- Лиза! Прекрати кривляться! Не строй из себя дешевую, тупую куклу!
- Сука нравится больше?!
- Язык прикуси! Я говорил не ругаться?
- А сам?
- Мне можно. А ты девочка!
- И что? Мне теперь рюшечки носить и на пианино дрынькать?
- Да! Будешь носить рюшки, играть на фортепиано, рисовать. Будешь девочкой.
- На хера мне это нужно? На хера тебе это нужно?
- Я так хочу. Этого достаточно!
- Ты сумасшедший!
- Язык!
Мне мыли рот с мылом уже несколько раз, поэтому я предпочитала все же вовремя замолчать. Вкус мыла мне не нравился. А один раз я глотнула и меня тошнило полдня.
Не скажу, что мне здесь нравилось, но я прижилась в этом странном огромном доме, прижилась и привыкла к Шопену. К звукам его шагов по коридорам, к его надтреснутому смеху, голосу очень низкому, бархатному и переливчатому в зависимости от его эмоций. Привыкла к уродству его лица, хромоте, к его ледяным очень голубым глазам.

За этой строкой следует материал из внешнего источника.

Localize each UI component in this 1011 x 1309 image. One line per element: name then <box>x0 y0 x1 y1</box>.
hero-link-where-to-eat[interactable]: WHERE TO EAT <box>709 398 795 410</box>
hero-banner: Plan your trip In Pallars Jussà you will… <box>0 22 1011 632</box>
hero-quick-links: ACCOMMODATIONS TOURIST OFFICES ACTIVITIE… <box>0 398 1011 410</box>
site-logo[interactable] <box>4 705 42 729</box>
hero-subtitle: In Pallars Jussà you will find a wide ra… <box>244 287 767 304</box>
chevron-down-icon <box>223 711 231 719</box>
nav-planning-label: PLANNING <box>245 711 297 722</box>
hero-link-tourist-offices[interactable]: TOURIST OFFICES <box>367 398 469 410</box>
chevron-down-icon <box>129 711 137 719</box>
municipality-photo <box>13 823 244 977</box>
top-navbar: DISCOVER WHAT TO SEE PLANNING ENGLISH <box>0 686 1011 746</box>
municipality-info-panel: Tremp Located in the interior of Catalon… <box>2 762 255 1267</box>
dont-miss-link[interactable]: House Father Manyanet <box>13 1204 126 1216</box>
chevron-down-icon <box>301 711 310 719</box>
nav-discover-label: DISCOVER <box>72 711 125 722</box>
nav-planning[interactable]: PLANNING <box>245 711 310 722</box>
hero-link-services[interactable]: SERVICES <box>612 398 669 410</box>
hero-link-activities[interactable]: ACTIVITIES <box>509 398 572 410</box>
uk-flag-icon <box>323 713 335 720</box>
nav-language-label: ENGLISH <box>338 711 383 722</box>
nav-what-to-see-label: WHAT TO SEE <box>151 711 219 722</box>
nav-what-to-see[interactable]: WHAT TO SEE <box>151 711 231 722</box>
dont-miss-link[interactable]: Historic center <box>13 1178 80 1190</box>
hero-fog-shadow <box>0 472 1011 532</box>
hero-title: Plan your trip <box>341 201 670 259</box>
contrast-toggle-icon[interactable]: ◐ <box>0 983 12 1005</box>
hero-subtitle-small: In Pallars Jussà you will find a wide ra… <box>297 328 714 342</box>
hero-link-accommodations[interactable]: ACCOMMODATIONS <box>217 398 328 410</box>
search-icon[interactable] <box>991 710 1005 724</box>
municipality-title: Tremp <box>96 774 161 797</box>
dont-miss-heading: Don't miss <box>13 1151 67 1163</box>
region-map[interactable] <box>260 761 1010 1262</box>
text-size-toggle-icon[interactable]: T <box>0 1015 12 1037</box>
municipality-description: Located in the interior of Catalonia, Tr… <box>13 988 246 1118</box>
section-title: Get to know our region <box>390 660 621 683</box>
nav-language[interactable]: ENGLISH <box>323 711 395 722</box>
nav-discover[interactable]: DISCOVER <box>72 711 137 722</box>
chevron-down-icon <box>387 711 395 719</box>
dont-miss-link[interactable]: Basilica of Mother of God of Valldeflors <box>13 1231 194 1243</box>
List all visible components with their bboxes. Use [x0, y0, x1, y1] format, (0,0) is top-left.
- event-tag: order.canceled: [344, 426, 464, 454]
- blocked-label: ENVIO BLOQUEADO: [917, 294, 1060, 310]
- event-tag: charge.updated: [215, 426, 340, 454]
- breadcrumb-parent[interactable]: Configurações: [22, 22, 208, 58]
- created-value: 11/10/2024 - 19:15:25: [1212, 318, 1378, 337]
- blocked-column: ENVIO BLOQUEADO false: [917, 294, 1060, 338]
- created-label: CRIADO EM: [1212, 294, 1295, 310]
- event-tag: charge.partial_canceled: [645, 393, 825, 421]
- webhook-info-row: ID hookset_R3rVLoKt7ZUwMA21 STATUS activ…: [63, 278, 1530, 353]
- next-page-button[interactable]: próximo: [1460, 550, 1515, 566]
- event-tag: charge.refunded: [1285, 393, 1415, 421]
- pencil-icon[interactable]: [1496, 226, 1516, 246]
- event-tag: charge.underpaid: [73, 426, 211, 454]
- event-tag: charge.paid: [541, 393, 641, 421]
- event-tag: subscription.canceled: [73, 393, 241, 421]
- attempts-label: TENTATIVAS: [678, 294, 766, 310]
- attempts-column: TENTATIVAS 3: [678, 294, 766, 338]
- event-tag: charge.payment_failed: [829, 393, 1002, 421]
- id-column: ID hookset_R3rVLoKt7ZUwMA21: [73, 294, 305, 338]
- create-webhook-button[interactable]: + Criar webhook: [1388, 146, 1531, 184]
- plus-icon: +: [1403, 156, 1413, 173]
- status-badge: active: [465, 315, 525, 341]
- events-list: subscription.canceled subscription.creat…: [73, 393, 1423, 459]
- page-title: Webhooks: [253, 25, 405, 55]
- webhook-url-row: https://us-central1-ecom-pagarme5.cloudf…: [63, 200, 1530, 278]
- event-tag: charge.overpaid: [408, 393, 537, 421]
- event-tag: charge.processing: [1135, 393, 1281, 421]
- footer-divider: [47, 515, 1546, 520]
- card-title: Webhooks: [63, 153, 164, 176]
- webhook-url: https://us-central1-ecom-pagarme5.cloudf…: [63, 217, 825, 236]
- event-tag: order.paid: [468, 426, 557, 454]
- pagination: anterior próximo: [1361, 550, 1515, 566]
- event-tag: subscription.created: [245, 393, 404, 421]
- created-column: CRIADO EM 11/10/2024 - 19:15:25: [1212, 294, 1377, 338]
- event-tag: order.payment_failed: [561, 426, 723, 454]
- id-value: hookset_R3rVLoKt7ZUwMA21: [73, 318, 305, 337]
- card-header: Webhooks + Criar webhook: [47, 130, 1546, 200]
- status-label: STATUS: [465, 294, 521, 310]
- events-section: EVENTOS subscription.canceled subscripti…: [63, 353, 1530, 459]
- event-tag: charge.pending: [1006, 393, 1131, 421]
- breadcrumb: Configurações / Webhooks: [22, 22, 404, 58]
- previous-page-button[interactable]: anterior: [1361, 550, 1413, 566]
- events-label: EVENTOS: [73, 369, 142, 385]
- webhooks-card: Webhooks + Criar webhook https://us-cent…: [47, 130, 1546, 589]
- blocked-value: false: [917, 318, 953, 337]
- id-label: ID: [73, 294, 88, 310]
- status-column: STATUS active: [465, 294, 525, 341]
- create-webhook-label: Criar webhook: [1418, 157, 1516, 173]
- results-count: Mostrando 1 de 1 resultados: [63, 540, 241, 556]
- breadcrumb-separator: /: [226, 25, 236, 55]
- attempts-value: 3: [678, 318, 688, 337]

И моя жизнь начала меня устраивать. А почему нет? Я ни в чем не нуждалась. Меня вкусно кормили, одевали, здесь было тепло, уютно, красиво. И я не дура, чтоб не понимать – я живу в роскоши, ем деликатесы, одеваюсь в дорогие вещи и обувь. У меня учителя, репетиторы, музыка, рисование…Ничего рано или поздно я отсюда вырвусь. Рано или поздно у меня появится своя жизнь. Какая? Об этом я приучила себя не думать. Не сейчас. Потом. Если этот сумасшедший Хромой хочет меня содержать, хочет иметь домашнего зверька и выбрал для этой роли девчонку сироту, то я могу ему подыграть.
Со временем я поняла, что меня не собираются сдать на органы, что мой Хозяин не собирается меня насиловать, бить или издеваться. Мое знакомство с Фредериком состоялось и дальше с ним общаться я не собиралась. Задница прекрасно помнила каково это невозможность сесть.
Иногда по вечерам я бродила по дому… и я была бы не я, если бы не заглядывала к нему в кабинет и не наблюдала украдкой, как он сидит за какими-то документами и книгами. В очках, склонившись низко над бумагами, что-то изучает. Мне было плевать что именно, но я была уверена, что это нечто очень сложное и очень важное. Потому что прекрасно понимала какое сейчас время. Я не пряталась в кокон возраста. Я по долгу смотрела телевизор, читала газеты. Я была в курсе, что происходит в мире и, в частности, в нашей стране.
При всех проблемах мы жили роскошно и задавать себе вопрос каким образом было бы глупо. Все это наживалось явно незаконными путями. Какими именно меня не интересовало.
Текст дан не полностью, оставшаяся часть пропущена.